# Cutting Board without a planer



## Nick W.

I’m new to woodworking and was looking to make a cutting board. All of the videos I see show the cutting board going through a planer after its been glued. Is it possible to build one without a planer? If so, how would you do that?


----------



## difalkner

I'm assuming you're talking about end grain boards. I use our drum sander to level the board, made 4 in the past week. If you have a planer with helical head you can run an end grain cutting board through if you take light passes. If you don't have a drum sander I've seen people use a belt sander with success. I'm afraid I would end up with a board that is anything but level if I did that. You can also make a sled for your router and level it that way.

David


----------



## Sawdustmaker99

It’s possible to level a board after the final glue up with a belt sander or router sled. Getting lumber straight and flat without a planer is another set of issues. And it’s possible to put a end grain board through a planer. I know because I’ve done it but stick with the usual advice and don’t do it.


----------



## allpurpose

Nothing says that it has to be end grain.. Just simple lamination works well also. I used some 1/4" strips of alternating maple and walnut and it turned out just fine. I've used it for quite some time with no problems at all. I used a hand plane and a little time on a small belt sander to smooth it out..


----------



## Toolman50

Yes, you can make cutting boards without a planer using a hand plane.


----------



## Tool Agnostic

One of my first "gift quality" projects was this edge grain (not end grain) cutting board, which I made without a planer. I used a Random Orbital Sander to flatten the cutting board, and it worked well, even though the cutting board was made of hard maple and walnut. Here are two photos of the cutting board, which I attached to this post:

http://www.woodworkingtalk.com/f9/h...oard-thickness-suspension-183586/#post1789162

Here is how I made that cutting board without a planer:
* I used the table saw to cut strips of maple and walnut.
* I glued the sides of the strips together using pipe clamps to hold them. I flipped some of the strips so the end grain was in "smile/frown/smile/frown..." order. I put two pipe clamps underneath to support the boards and help keep them aligned, and one or two pipe clamps on top, too. Try to keep the boards flat and aligned with each other, but don't get too stressed if you can feel slight bumps and lip edges between boards. The Random Orbital Sander will take care of them. 
* I used the table saw to trim the ends of the assembled strips so the ends of the strips were square.
* MISTAKE: I glued the maple "breadboards" across the ends of the strips using the pipe clamps. This is a mistake because the contraction (and expansion) of the inner strips fighting against the glued breadboards may cause cracking. Knowing what I know now, I would have used dowels in slots on the ends of the breadboard to allow for expansion. (... or skipped the breadboard ends altogether!). 
* I built a crude router table to finish the cutting board sides, so they would match the cutting board slot. I used a scrap piece of plywood and an electric hand drill to cut out the center, then drilled three countersunk screw holes to attach the router. (To be honest, it barely hung on just long enough to complete the router cuts!) I clamped a board to it to serve as a fence. 
* I used a quarter round bit in the router to make the half round edge to match the cutting board slot. I did the first side, then flipped it over. That's why you need a router table instead of using the bearing on the router bit. 
* I used a round bit, the router, and the router's edge guide to make the flutes on the breadboards. I carefully marked the cutting board and tipped the router into position, then slid it across, then stopped manually. If I had to do it over, I would have clamped stop blocks.
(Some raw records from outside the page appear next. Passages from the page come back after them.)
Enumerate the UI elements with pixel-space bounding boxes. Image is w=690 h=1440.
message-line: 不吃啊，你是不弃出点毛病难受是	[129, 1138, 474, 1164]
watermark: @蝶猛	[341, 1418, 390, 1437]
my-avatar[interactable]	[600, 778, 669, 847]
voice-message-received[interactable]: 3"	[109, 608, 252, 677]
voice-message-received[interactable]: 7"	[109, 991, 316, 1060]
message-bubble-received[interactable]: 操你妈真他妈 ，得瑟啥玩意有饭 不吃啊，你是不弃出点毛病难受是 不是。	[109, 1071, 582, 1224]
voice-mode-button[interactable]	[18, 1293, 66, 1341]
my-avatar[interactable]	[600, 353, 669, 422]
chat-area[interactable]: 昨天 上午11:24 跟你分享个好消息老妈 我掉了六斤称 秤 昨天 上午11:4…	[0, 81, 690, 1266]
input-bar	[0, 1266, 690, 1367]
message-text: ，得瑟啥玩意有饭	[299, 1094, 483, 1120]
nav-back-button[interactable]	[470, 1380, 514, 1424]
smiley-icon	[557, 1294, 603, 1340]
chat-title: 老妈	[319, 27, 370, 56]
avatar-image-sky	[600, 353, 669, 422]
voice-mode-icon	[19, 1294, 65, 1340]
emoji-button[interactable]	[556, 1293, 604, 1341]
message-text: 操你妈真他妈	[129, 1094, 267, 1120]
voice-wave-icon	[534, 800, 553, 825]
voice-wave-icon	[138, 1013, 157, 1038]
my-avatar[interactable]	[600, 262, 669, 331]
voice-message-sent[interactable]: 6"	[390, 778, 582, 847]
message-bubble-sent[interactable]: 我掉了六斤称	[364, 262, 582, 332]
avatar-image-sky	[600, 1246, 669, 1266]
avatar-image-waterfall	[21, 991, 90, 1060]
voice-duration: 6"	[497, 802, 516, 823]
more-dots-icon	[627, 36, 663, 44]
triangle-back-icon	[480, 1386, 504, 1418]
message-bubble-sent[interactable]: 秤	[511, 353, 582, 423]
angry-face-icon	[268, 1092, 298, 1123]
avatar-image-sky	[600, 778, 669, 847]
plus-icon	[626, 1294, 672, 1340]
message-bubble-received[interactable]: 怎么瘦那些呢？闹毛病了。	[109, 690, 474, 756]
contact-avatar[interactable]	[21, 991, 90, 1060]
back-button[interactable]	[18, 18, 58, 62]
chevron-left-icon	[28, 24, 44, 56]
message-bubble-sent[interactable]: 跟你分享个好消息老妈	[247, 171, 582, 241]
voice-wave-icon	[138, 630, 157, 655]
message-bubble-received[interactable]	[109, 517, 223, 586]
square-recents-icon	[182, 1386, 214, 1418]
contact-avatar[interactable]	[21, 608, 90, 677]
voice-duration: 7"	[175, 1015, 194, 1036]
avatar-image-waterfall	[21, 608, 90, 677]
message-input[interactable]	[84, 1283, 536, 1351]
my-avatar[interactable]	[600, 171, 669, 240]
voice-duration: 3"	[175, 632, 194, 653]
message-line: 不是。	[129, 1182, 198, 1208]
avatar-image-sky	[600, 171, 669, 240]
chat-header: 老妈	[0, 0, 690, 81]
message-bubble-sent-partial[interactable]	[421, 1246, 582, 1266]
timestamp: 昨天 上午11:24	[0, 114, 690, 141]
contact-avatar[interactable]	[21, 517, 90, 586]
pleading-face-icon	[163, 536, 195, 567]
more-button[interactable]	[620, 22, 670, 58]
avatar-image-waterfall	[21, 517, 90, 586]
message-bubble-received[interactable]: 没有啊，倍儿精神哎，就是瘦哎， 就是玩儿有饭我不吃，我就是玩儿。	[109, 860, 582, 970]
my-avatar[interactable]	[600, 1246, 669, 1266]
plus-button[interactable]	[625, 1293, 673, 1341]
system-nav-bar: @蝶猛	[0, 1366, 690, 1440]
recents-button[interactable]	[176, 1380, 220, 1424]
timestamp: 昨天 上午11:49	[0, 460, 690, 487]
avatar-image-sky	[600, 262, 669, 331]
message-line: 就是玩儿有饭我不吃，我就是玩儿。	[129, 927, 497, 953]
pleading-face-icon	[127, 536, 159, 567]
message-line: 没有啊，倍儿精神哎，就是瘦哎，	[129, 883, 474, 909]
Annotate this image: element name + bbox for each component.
-> * I used an ordinary 120v handheld Random Orbital Sander, with many grades of sandpaper (no skipping!!) to flatten the cutting board. I tried the inexpensive ROS from Harbor Freight, but the dust bag kept coming off during use, so I returned it and bought a Ridgid random orbital sander at Home Depot. I like it much better, and I like how I can easily attach the shop vac to it. I _checked flatness with a straightedge_ as I worked. The Random Orbital Sander made it easy to get to decent flatness, despite how hard the wood was. I estimate that it took 60-90 minutes to get both sides flat with all the grits, starting with the course sandpaper, and then remove the scratches by covering all the grades of sandpaper out to 220.

* I used a sanding block and hand sanded lightly with fine sandpaper, only with the grain, for touch-ups. 
* I finished it with cutting board oil and gave it to my in-laws. Frankly, I put too much cutting board oil on it, by frequently wiping it on for a week as recommended by a friend. I spent the next couple weeks letting it air out, frequently wiping the excess so the board would not feel too oily. It feels silky smooth now. 
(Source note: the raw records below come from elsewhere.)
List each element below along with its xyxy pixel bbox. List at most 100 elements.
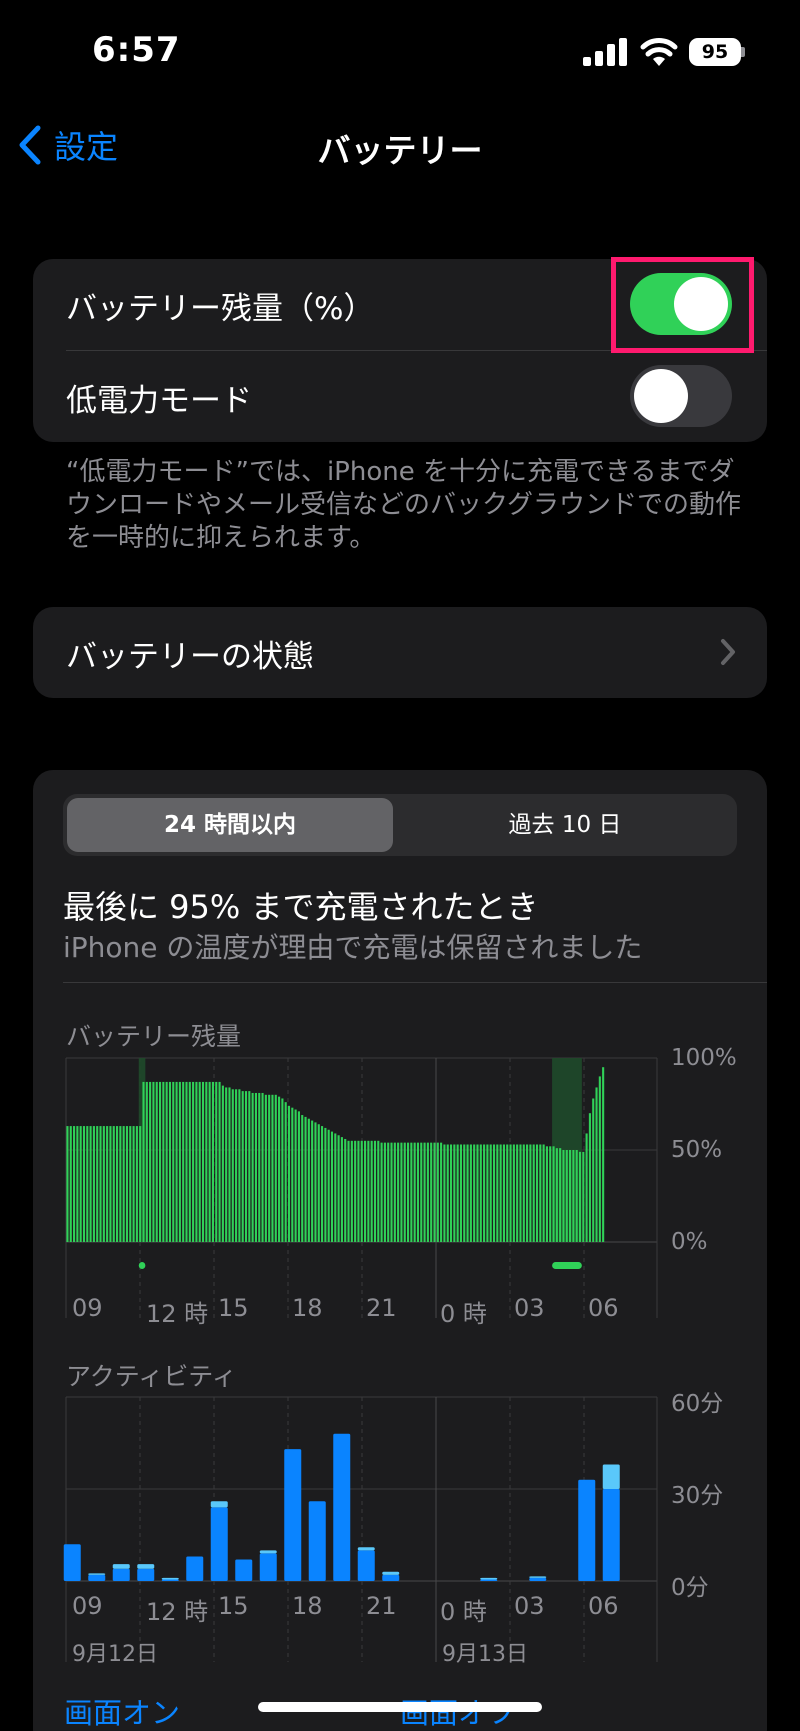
battery-bar	[479, 1144, 482, 1242]
battery-bar	[426, 1142, 429, 1242]
battery-bar	[354, 1140, 357, 1242]
battery-bar	[119, 1126, 122, 1242]
battery-bar	[529, 1144, 532, 1242]
battery-bar	[337, 1135, 340, 1242]
battery-bar	[387, 1142, 390, 1242]
battery-bar	[430, 1142, 433, 1242]
battery-bar	[347, 1140, 350, 1242]
battery-bar	[66, 1126, 69, 1242]
battery-bar	[535, 1144, 539, 1242]
battery-bar	[278, 1096, 281, 1242]
battery-bar	[301, 1115, 304, 1242]
battery-bar	[552, 1146, 555, 1242]
battery-bar	[79, 1126, 82, 1242]
battery-bar	[116, 1126, 119, 1242]
activity-bar-screen-off	[382, 1571, 400, 1575]
battery-bar	[545, 1146, 548, 1242]
battery-bar	[499, 1144, 502, 1242]
battery-bar	[469, 1144, 472, 1242]
activity-bar-screen-off	[480, 1577, 498, 1580]
battery-bar	[572, 1150, 575, 1242]
activity-bar-screen-on	[529, 1577, 547, 1581]
battery-bar	[99, 1126, 102, 1242]
battery-x-tick: 15	[218, 1294, 249, 1322]
battery-bar	[423, 1142, 426, 1242]
battery-bar	[76, 1126, 79, 1242]
battery-bar	[152, 1081, 155, 1242]
battery-bar	[218, 1081, 221, 1242]
battery-bar	[158, 1081, 162, 1242]
battery-bar	[476, 1144, 479, 1242]
battery-bar	[244, 1091, 248, 1242]
battery-bar	[261, 1092, 264, 1242]
battery-bar	[473, 1144, 476, 1242]
battery-bar	[109, 1126, 112, 1242]
battery-bar	[340, 1137, 343, 1242]
battery-y-tick-0: 0%	[671, 1229, 708, 1255]
battery-bar	[192, 1081, 195, 1242]
battery-bar	[377, 1140, 380, 1242]
battery-bar	[459, 1144, 463, 1242]
battery-bar	[357, 1140, 360, 1242]
activity-bar-screen-off	[529, 1576, 547, 1578]
battery-bar	[344, 1138, 347, 1242]
legend-screen-on: 画面オン	[64, 1696, 181, 1730]
battery-y-tick-100: 100%	[671, 1045, 737, 1071]
battery-bar	[380, 1142, 383, 1242]
battery-bar	[284, 1102, 287, 1242]
battery-bar	[142, 1081, 145, 1242]
battery-bar	[324, 1127, 327, 1242]
battery-bar	[149, 1081, 152, 1242]
battery-bar	[383, 1142, 386, 1242]
battery-bar	[69, 1126, 72, 1242]
battery-bar	[291, 1107, 294, 1242]
battery-x-tick: 18	[292, 1294, 323, 1322]
battery-x-tick: 0 時	[440, 1300, 487, 1328]
home-indicator	[258, 1702, 542, 1712]
battery-bar	[502, 1144, 505, 1242]
battery-bar	[489, 1144, 492, 1242]
battery-x-tick: 09	[72, 1294, 103, 1322]
activity-bar-screen-on	[357, 1550, 375, 1581]
battery-bar	[516, 1144, 519, 1242]
battery-bar	[506, 1144, 509, 1242]
battery-bar	[397, 1142, 400, 1242]
activity-x-tick: 21	[366, 1592, 397, 1620]
battery-bar	[592, 1098, 595, 1242]
battery-bar	[522, 1144, 525, 1242]
battery-bar	[248, 1091, 251, 1242]
battery-bar	[96, 1126, 99, 1242]
battery-bar	[314, 1122, 317, 1242]
battery-bar	[251, 1092, 254, 1242]
activity-bar-screen-on	[333, 1433, 351, 1581]
activity-bar-screen-on	[137, 1568, 155, 1581]
activity-bar-screen-on	[63, 1544, 81, 1581]
battery-bar	[125, 1126, 129, 1242]
battery-bar	[585, 1133, 588, 1242]
activity-bar-screen-on	[210, 1507, 228, 1581]
activity-bar-screen-off	[357, 1547, 375, 1551]
activity-bar-screen-off	[137, 1564, 155, 1569]
battery-bar	[549, 1146, 552, 1242]
battery-x-tick: 12 時	[146, 1300, 209, 1328]
activity-bar-screen-on	[480, 1579, 498, 1581]
activity-x-tick: 03	[514, 1592, 545, 1620]
battery-bar	[532, 1144, 535, 1242]
battery-bar	[602, 1067, 605, 1242]
battery-bar	[211, 1081, 215, 1242]
activity-bar-screen-off	[88, 1573, 106, 1575]
battery-bar	[519, 1144, 522, 1242]
battery-bar	[294, 1109, 297, 1242]
date-label-day2: 9月13日	[442, 1642, 528, 1667]
battery-bar	[281, 1098, 284, 1242]
battery-bar	[311, 1120, 314, 1242]
battery-bar	[235, 1089, 238, 1242]
battery-bar	[562, 1150, 565, 1242]
battery-bar	[360, 1140, 363, 1242]
activity-bar-screen-on	[308, 1501, 326, 1581]
battery-bar	[264, 1094, 267, 1242]
battery-bar	[274, 1094, 277, 1242]
battery-bar	[92, 1126, 95, 1242]
battery-bar	[410, 1142, 413, 1242]
activity-x-tick: 09	[72, 1592, 103, 1620]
No planer required. The trick for me is to do your best to align the boards when gluing them together, but don't stress over it. The Random Orbital Sander worked quickly to flatten the cutting board by eye. That was on hard maple and walnut, too. That Random Orbital Sander will be one of the most useful tools in your shop, as you build more projects. It is a huge time saver over traditional hand sanding.


----------



## Brian T.

My very best and favorite cutting board is a piece of bird's eye maple, about 10" x 14" x 1" thick.
Slopped it up with olive oil to soak in and attached 4 little rubber feet. Nothing else.
How you sand and how you finish makes little difference to any serrated bread knife after a few years of daily use.
I can adjust the feet to compensate for any old twist or warp.
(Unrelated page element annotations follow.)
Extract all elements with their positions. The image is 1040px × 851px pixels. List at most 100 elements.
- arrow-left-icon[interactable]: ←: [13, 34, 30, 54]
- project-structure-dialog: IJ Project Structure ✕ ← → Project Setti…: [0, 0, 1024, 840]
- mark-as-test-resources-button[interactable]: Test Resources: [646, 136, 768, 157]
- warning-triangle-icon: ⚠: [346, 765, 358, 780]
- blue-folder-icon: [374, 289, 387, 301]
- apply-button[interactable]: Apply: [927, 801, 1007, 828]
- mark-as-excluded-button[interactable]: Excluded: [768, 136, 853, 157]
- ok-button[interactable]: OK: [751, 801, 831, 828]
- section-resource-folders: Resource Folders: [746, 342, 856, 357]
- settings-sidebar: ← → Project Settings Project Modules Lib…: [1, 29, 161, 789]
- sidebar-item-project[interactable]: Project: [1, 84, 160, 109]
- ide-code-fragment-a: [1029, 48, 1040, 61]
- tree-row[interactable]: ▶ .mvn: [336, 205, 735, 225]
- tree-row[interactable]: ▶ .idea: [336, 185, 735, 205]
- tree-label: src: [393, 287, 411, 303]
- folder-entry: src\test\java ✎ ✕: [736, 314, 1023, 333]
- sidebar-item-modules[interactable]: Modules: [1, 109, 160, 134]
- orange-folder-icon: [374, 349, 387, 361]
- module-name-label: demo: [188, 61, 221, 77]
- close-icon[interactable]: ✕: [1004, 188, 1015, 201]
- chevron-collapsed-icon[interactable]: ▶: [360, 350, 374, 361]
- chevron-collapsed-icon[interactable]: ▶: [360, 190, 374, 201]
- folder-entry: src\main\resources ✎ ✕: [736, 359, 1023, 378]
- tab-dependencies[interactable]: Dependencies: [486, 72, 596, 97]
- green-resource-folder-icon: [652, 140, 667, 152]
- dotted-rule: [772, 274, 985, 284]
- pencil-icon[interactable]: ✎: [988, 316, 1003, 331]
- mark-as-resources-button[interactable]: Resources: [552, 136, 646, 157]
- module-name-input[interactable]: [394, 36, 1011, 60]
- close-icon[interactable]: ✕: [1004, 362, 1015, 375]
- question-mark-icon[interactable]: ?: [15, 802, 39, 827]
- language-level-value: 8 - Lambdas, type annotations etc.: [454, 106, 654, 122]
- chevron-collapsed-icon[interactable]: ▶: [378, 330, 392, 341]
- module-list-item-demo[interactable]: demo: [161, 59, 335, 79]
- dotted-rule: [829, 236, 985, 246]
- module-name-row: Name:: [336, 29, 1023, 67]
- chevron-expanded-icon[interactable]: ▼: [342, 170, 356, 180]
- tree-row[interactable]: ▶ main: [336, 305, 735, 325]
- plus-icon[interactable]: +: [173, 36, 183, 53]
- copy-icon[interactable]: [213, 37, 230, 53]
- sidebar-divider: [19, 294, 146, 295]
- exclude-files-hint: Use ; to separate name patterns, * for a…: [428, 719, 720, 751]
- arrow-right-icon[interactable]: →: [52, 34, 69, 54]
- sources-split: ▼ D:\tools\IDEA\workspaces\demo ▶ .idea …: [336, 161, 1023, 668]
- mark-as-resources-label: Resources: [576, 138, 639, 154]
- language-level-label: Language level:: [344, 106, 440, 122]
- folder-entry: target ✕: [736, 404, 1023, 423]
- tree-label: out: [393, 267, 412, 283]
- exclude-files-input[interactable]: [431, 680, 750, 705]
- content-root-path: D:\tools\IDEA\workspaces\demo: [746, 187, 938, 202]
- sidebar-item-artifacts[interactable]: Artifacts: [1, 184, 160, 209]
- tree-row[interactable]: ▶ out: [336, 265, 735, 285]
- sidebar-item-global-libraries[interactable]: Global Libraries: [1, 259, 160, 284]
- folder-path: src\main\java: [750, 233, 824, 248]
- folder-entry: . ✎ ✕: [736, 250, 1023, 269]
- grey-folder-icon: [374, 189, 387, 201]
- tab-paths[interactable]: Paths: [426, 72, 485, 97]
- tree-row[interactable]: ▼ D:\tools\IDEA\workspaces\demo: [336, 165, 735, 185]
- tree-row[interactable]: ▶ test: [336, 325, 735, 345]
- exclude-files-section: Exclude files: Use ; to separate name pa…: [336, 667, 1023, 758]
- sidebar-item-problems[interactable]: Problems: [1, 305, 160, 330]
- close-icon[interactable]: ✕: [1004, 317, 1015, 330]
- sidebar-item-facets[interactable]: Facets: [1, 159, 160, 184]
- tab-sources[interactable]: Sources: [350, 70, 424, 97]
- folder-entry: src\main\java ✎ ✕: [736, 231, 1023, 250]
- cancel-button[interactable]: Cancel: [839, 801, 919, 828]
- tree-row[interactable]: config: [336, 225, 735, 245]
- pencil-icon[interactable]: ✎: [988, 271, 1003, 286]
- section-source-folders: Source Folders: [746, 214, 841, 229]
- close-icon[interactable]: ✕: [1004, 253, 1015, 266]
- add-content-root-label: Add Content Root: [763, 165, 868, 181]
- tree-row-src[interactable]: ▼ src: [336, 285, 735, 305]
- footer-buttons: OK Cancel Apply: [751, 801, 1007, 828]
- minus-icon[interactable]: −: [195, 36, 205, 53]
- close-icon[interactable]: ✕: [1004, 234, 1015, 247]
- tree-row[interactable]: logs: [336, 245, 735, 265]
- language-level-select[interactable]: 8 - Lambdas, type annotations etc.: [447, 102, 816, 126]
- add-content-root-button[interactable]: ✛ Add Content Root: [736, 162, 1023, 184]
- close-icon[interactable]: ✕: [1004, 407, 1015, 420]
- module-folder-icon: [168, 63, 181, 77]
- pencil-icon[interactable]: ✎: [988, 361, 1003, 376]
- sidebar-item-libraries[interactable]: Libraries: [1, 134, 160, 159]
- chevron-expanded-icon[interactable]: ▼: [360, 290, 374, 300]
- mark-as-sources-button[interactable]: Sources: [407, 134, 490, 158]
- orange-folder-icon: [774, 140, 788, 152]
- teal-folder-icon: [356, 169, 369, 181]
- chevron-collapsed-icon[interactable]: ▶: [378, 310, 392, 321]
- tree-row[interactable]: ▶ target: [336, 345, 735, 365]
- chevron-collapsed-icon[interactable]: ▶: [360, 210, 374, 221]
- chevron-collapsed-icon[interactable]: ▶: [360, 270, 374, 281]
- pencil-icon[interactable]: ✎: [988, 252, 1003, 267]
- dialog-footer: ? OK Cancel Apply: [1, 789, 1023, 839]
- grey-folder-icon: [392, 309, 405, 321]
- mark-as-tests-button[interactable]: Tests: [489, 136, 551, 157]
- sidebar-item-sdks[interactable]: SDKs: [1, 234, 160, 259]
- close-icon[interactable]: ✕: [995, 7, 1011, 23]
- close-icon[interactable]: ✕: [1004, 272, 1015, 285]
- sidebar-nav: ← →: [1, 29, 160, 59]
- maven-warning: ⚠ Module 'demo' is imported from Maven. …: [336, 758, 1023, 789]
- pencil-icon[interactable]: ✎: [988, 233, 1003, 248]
I sure do like the looks of the fancy glue-ups that I've seen and worked on. Amazing investment in shop tools.


----------



## Sovek

Best option is a router sled. Plenty of videos on youtube. After your glue up what I plan on doing for mine (future project) is to find the lowest point of the cutting board and then just a hair below it with a 3/4" flat bit and then just work it over with the sled. Its not near as fast as a planer but when you don't have $500 for a good planer, that router looks like a great option. Finish off with a belt or finishing sander. 

Belt Sander is also an option, but probably not as fast.


----------



## MT Stringer

Nick W. said:


> I’m new to woodworking and was looking to make a cutting board. All of the videos I see show the cutting board going through a planer after its been glued. Is it possible to build one without a planer? If so, how would you do that?


Do you have the clamps for gluing up panels? Have you glued up any boards yet? It might be helpful to practice on something like pine.

The pieces need to be flat and square before you do any gluing so they will pull together when the clamps are applied.

Check out You Tube. There is a lot of info there where you can see how others glue up the boards.

Myself, I use a table saw, jointer, planer, and drum sander. And a router tor the juice groove if the board will have one.

Good luck.
Mike


----------